Al pasar junto a Hao Yuheng, Yin Sichen no se detuvo y solo dijo con voz fría: “Recordaré lo de la inspección. Veremos entonces si el señor Hao tiene el coraje de mostrarme las reglas de Star Pharma y si se atreve a dejarme entender todos los detalles.”
Después de decir eso, apretó la mano de Lin Yi y se fue.
Hao Yuheng se quedó en su lugar, observando cómo se alejaban, con una mirada tranquila y sin mostrar ninguna emoción.
Ya era casi atardecer, el sol se ponía y teñía el paisaje fuera de la ventana de un color rojo cálido.
Pero Lin Yi no sentía ningún deseo de apreciarlo.
Zhou Xu sostenía firmemente el volante y miraba frecuentemente por el espejo retrovisor.
Su mirada se movía entre los dos hombres que estaban en la parte trasera del coche, intentando minimizar su presencia.
Lin Yi miró al hombre a su lado, que estaba con los ojos cerrados descansando. Llevaba un traje impecable y su postura era erguida, pero su aura era sombría y tensa.
Después de dudar un momento, Lin Yi finalmente dijo en voz baja: “¿Por qué… viniste aquí hoy?”
Tan pronto como terminó de hablar, el hombre a su lado no se movió ni siquiera parpadeó, como si no hubiera escuchado lo que ella había dicho.
El silencio dentro del coche se volvió aún más intenso, haciendo que Lin Yi se sintiera incómoda.
Mordió su labio inferior y trató de encontrar un tema más relajado para hablar, con un tono un poco cauteloso y adulador: “¿Qué quieres comer esta noche?”
La respuesta fue el mismo silencio.
Zhou Xu, que estaba en el asiento delantero, a pesar de la tensión en el coche, se atrevió a hablar: “Jefe, ¿a dónde vamos ahora? ¿De vuelta al apartamento o…?”

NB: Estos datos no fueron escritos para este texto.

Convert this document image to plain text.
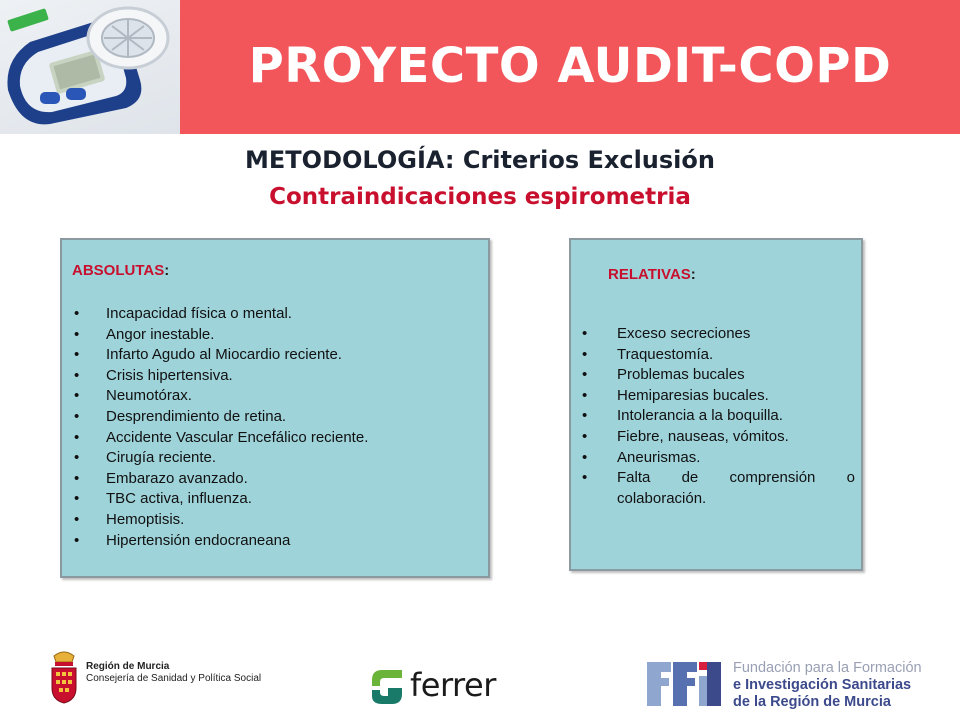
PROYECTO AUDIT-COPD
METODOLOGÍA: Criterios Exclusión
Contraindicaciones espirometria
ABSOLUTAS:
• Incapacidad física o mental.
• Angor inestable.
• Infarto Agudo al Miocardio reciente.
• Crisis hipertensiva.
• Neumotórax.
• Desprendimiento de retina.
• Accidente Vascular Encefálico reciente.
• Cirugía reciente.
• Embarazo avanzado.
• TBC activa, influenza.
• Hemoptisis.
• Hipertensión endocraneana
RELATIVAS:
• Exceso secreciones
• Traquestomía.
• Problemas bucales
• Hemiparesias bucales.
• Intolerancia a la boquilla.
• Fiebre, nauseas, vómitos.
• Aneurismas.
• Falta de comprensión o colaboración.
Región de Murcia
Consejería de Sanidad y Política Social	ferrer	Fundación para la Formación
e Investigación Sanitarias
de la Región de Murcia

Antes de que pudiera terminar, Yin Sichen abrió los ojos de repente y lo interrumpió con voz fría: “¿A dónde vamos? ¡Tú dime! ¿Necesito preguntarte eso?”
Antes de que el hombre pudiera responder, Zhou Xu se calló inmediatamente y se concentró en conducir.
Lin Yi observó la actitud del hombre y también cerró los labios sin decir nada más.